When correctly interpreted, routine IOC increases the chances of recognizing bile duct injuries, but it may not lower their incidence. This prompts us to conclude that more than a routine IOC may be essential to prevent biliary injuries. Magnetic resonance cholangiopancreatography (MRCP) is an excellent noninvasive imaging modality that is capable of demonstrating aberrant biliary anatomy [6]. Izuishi et al. [7] analyzed anatomical variations of the biliary tree with multislice-computed tomography (MCT) cholangiography in 113 patients. MCT cholangiography provided clear images of aberrant bile ducts in 18 patients—major type (draining liver segment) in 9 (8%) and minor type (draining liver subsegment) in 9 (8%). Alibrahim et al. [8] demonstrated the efficacy of spiral CT-iv cholangiography with 3D reconstructions for imaging the biliary tree. Using this technique excellent visualization of the biliary anatomy was achieved with good opacification of at least first-order or third-order bile ducts in 91% or 84% of patients, respectively. Despite their efficacy, routine ERCP, MRCP, and contrast-enhanced MCT cholangiography are expensive tools, and should be reserved for select cases.

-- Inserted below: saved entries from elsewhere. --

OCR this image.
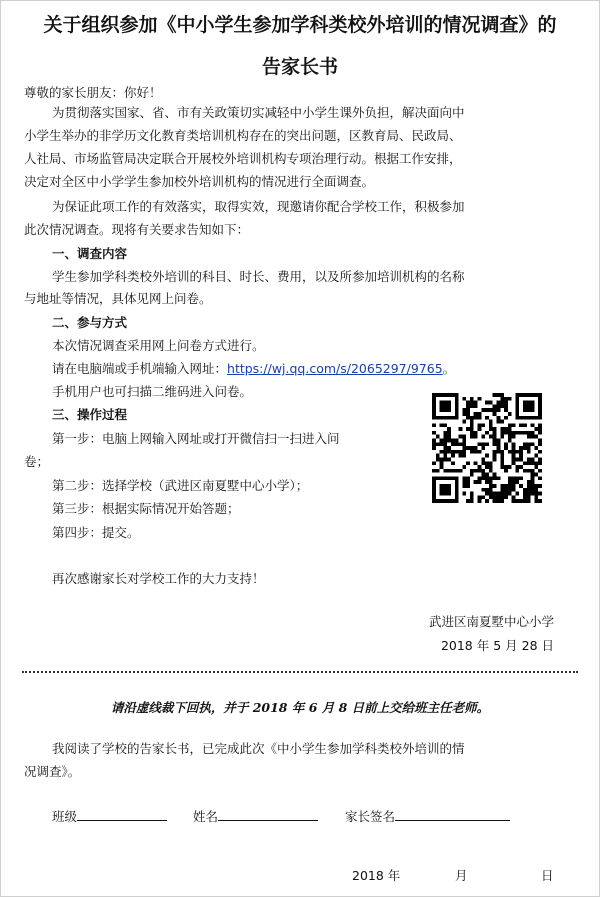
关于组织参加《中小学生参加学科类校外培训的情况调查》的
告家长书
尊敬的家长朋友：你好！
为贯彻落实国家、省、市有关政策切实减轻中小学生课外负担，解决面向中
小学生举办的非学历文化教育类培训机构存在的突出问题，区教育局、民政局、
人社局、市场监管局决定联合开展校外培训机构专项治理行动。根据工作安排，
决定对全区中小学学生参加校外培训机构的情况进行全面调查。
为保证此项工作的有效落实，取得实效，现邀请你配合学校工作，积极参加
此次情况调查。现将有关要求告知如下：
一、调查内容
学生参加学科类校外培训的科目、时长、费用，以及所参加培训机构的名称
与地址等情况，具体见网上问卷。
二、参与方式
本次情况调查采用网上问卷方式进行。
请在电脑端或手机端输入网址：https://wj.qq.com/s/2065297/9765。
手机用户也可扫描二维码进入问卷。
三、操作过程
第一步：电脑上网输入网址或打开微信扫一扫进入问
卷；
第二步：选择学校（武进区南夏墅中心小学）；
第三步：根据实际情况开始答题；
第四步：提交。
再次感谢家长对学校工作的大力支持！
武进区南夏墅中心小学
2018 年 5 月 28 日
请沿虚线裁下回执，并于 2018 年 6 月 8 日前上交给班主任老师。
我阅读了学校的告家长书，已完成此次《中小学生参加学科类校外培训的情
况调查》。
班级	姓名	家长签名
2018 年	月	日
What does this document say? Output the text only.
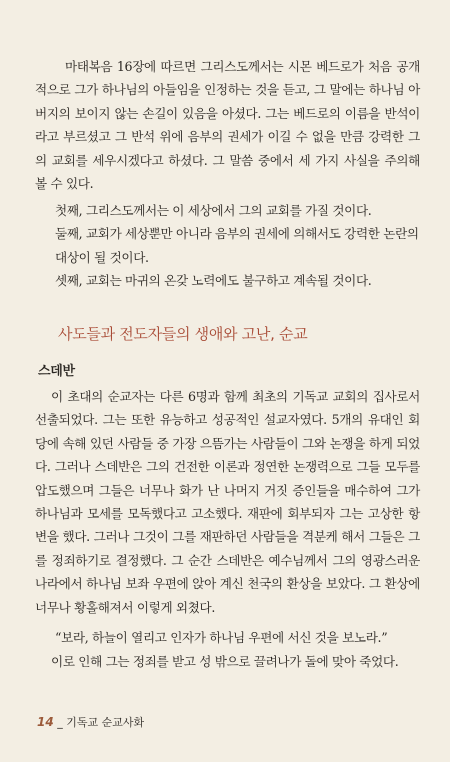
마태복음 16장에 따르면 그리스도께서는 시몬 베드로가 처음 공개적으로 그가 하나님의 아들임을 인정하는 것을 듣고, 그 말에는 하나님 아버지의 보이지 않는 손길이 있음을 아셨다. 그는 베드로의 이름을 반석이라고 부르셨고 그 반석 위에 음부의 권세가 이길 수 없을 만큼 강력한 그의 교회를 세우시겠다고 하셨다. 그 말씀 중에서 세 가지 사실을 주의해 볼 수 있다.

첫째, 그리스도께서는 이 세상에서 그의 교회를 가질 것이다.
둘째, 교회가 세상뿐만 아니라 음부의 권세에 의해서도 강력한 논란의 대상이 될 것이다.
셋째, 교회는 마귀의 온갖 노력에도 불구하고 계속될 것이다.
사도들과 전도자들의 생애와 고난, 순교
스데반

이 초대의 순교자는 다른 6명과 함께 최초의 기독교 교회의 집사로서 선출되었다. 그는 또한 유능하고 성공적인 설교자였다. 5개의 유대인 회당에 속해 있던 사람들 중 가장 으뜸가는 사람들이 그와 논쟁을 하게 되었다. 그러나 스데반은 그의 건전한 이론과 정연한 논쟁력으로 그들 모두를 압도했으며 그들은 너무나 화가 난 나머지 거짓 증인들을 매수하여 그가 하나님과 모세를 모독했다고 고소했다. 재판에 회부되자 그는 고상한 항변을 했다. 그러나 그것이 그를 재판하던 사람들을 격분케 해서 그들은 그를 정죄하기로 결정했다. 그 순간 스데반은 예수님께서 그의 영광스러운 나라에서 하나님 보좌 우편에 앉아 계신 천국의 환상을 보았다. 그 환상에 너무나 황홀해져서 이렇게 외쳤다.

“보라, 하늘이 열리고 인자가 하나님 우편에 서신 것을 보노라.”
이로 인해 그는 정죄를 받고 성 밖으로 끌려나가 돌에 맞아 죽었다.
14 _ 기독교 순교사화
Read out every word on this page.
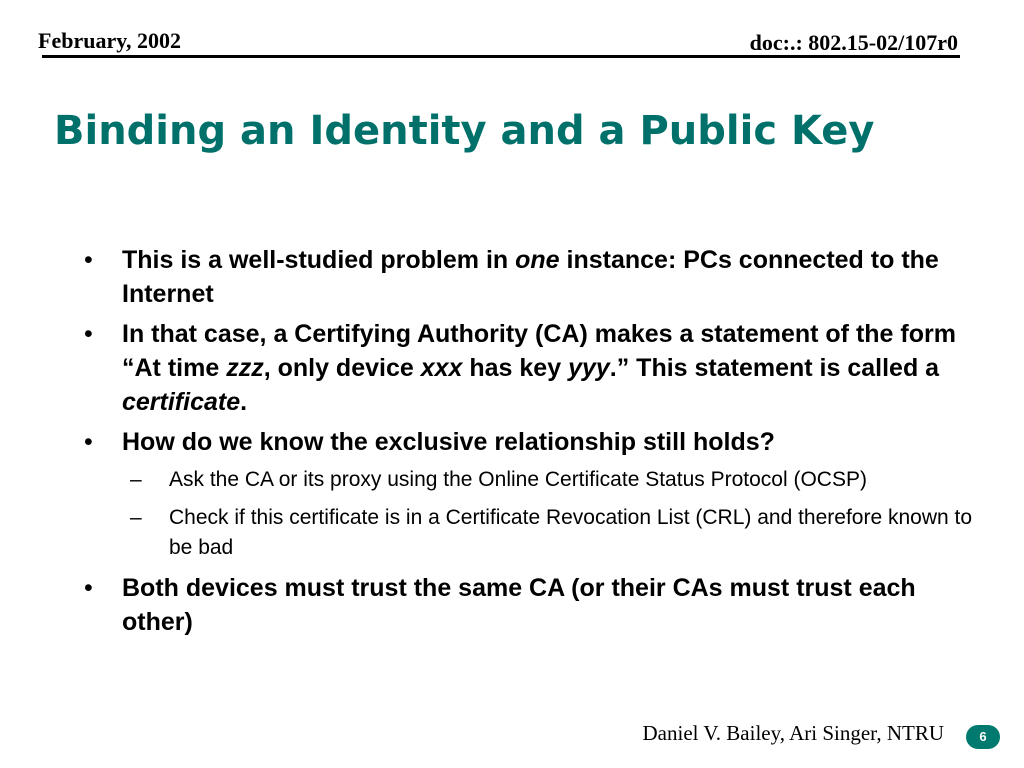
February, 2002	doc:.: 802.15-02/107r0
Binding an Identity and a Public Key
• This is a well-studied problem in one instance: PCs connected to the Internet
• In that case, a Certifying Authority (CA) makes a statement of the form “At time zzz, only device xxx has key yyy.” This statement is called a certificate.
• How do we know the exclusive relationship still holds?
– Ask the CA or its proxy using the Online Certificate Status Protocol (OCSP)
– Check if this certificate is in a Certificate Revocation List (CRL) and therefore known to be bad
• Both devices must trust the same CA (or their CAs must trust each other)
Daniel V. Bailey, Ari Singer, NTRU	6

Irrespective of information derived on imaging, improvisation of surgical technique is necessary to avoid biliary injuries. Careful dissection, “conclusive identification” of anatomy with clearing of the hepatocystic triangle of all fat, and determination of “endpoint” in the dissection is pivotal in prevention of intraoperative complications. In 1995 Strasberg et al. [2] introduced a technique for “conclusive identification” of the cystic structures at LC based on a “critical view of safety”. Other important strategies include the use of a 30-degree telescope which provides en face   view of the Calot's triangle and its intermittent withdrawal gives the surgeon an overall perspective and spatial orientation. Simulation-based surgical training and the availability of biologically-based models of human body architecture will permit virtual reality to serve as quantitative models of human self-motion perception. Performance analysis in heading estimation and related motion perception tasks will aid in the design of training regimes for surgeons in the near future. Robotic instruments to simulate the motions of the surgeon's wrist and the use of 3D imaging to immerse the surgeon in a 3D video operating field may also offer potential solutions to the inherent problems of traditional laparoscopic surgery. Though exciting, these technologies are still in an early stage of development, and each device entails its own set of challenges and limitations.

Despite all the emerging advances bile duct injuries will still occur, and if they do conversion to open procedure is usually indicated. Repair should be attempted by general surgeons only if the techniques of dissection and reconstruction are common and familiar, and every effort should be made to conserve bile duct length. Repair techniques for minor injuries to the lateral wall of the CHD or CBD are familiar to most general surgeons, but injuries to aberrant ducts and those at or above the confluence of hepatic ducts require operative skills more likely to be available at specialized hepatobiliary units. When such expertise is unavailable at the time of injury, closed suction drains should be placed in the region of hepatoduodenal ligament and referral made expeditiously.